For the paraboloid, we have:
dz/dx = 2x
dz/dy = 2y
For the ellipsoid, we have:
14x + 6z dx/dt = 0
4y dy/dt + 12z dz/dt = 0
Now, let's plug in the given point (-1, 1, 2) and solve the system of equations:
2(-1) dx/dt = 0
4(1) dy/dt + 12(2) dz/dt = 0
Simplifying, we find:
dx/dt = 0
dy/dt + 6 dz/dt = 0
Now, we can express x, y, and z in terms of t using the given equations:
x = -1
y = t
z = 2 - 3t
Finally, we have our parametric equations for the tangent line:
x = -1
y = t
z = 2 - 3t
So, ladies and gentlemen, the show is complete! The parametric equations for the tangent line to the curve of intersection of the paraboloid and the ellipsoid at the point (-1, 1, 2) are x = -1, y = t, and z = 2 - 3t.
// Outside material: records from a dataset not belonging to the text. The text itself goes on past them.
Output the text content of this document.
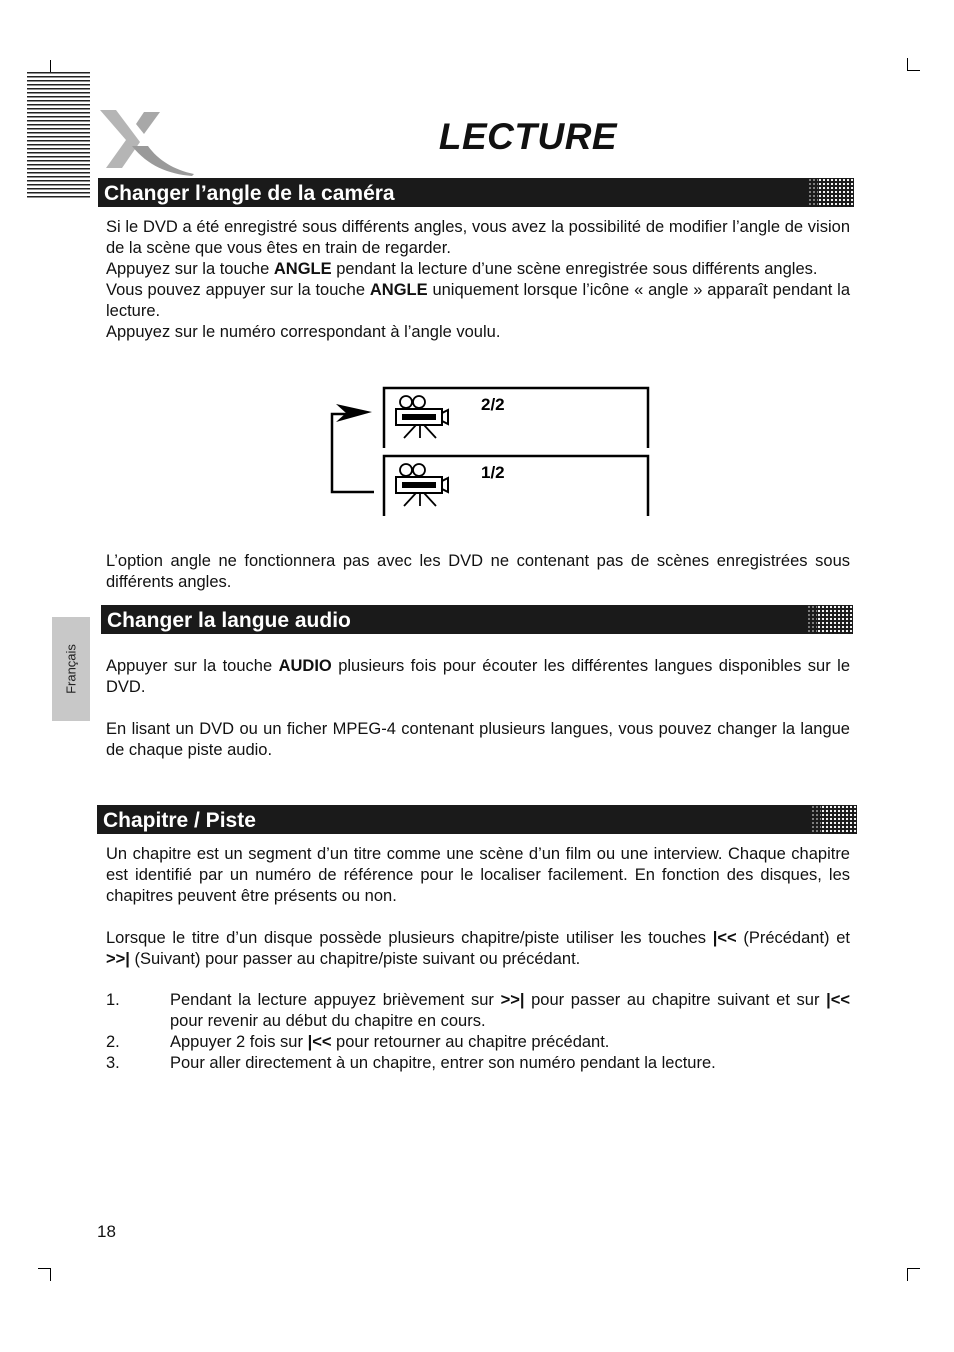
LECTURE
Changer l’angle de la caméra

Si le DVD a été enregistré sous différents angles, vous avez la possibilité de modifier l’angle de vision de la scène que vous êtes en train de regarder.

Appuyez sur la touche ANGLE pendant la lecture d’une scène enregistrée sous différents angles.

Vous pouvez appuyer sur la touche ANGLE uniquement lorsque l’icône « angle » apparaît pendant la lecture.

Appuyez sur le numéro correspondant à l’angle voulu.

2/2
1/2
L’option angle ne fonctionnera pas avec les DVD ne contenant pas de scènes enregistrées sous différents angles.
Français
Changer la langue audio
Appuyer sur la touche AUDIO plusieurs fois pour écouter les différentes langues disponibles sur le DVD.
En lisant un DVD ou un ficher MPEG-4 contenant plusieurs langues, vous pouvez changer la langue de chaque piste audio.
Chapitre / Piste
Un chapitre est un segment d’un titre comme une scène d’un film ou une interview. Chaque chapitre est identifié par un numéro de référence pour le localiser facilement. En fonction des disques, les chapitres peuvent être présents ou non.
Lorsque le titre d’un disque possède plusieurs chapitre/piste utiliser les touches |<< (Précédant) et >>| (Suivant) pour passer au chapitre/piste suivant ou précédant.
1.	Pendant la lecture appuyez brièvement sur >>| pour passer au chapitre suivant et sur |<< pour revenir au début du chapitre en cours.
2.	Appuyer 2 fois sur |<< pour retourner au chapitre précédant.
3.	Pour aller directement à un chapitre, entrer son numéro pendant la lecture.
18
Enjoy the circus!
To find the parametric equations for the tangent line to the curve of intersection of the paraboloid and the ellipsoid at the given point, we need to find a vector that is tangent to both surfaces at that point.
Step 1: Find the gradient vectors of both surfaces at the given point.
The gradient vector of the paraboloid z = x^2 + y^2 is given by:
∇f = [∂f/∂x, ∂f/∂y, ∂f/∂z] = [2x, 2y, -1]
The gradient vector of the ellipsoid 7x^2 + 2y^2 + 6z^2 = 33 is given by:
∇g = [∂g/∂x, ∂g/∂y, ∂g/∂z] = [14x, 4y, 12z]
Step 2: Substitute the coordinates of the given point into the gradient vectors to find the tangent vectors.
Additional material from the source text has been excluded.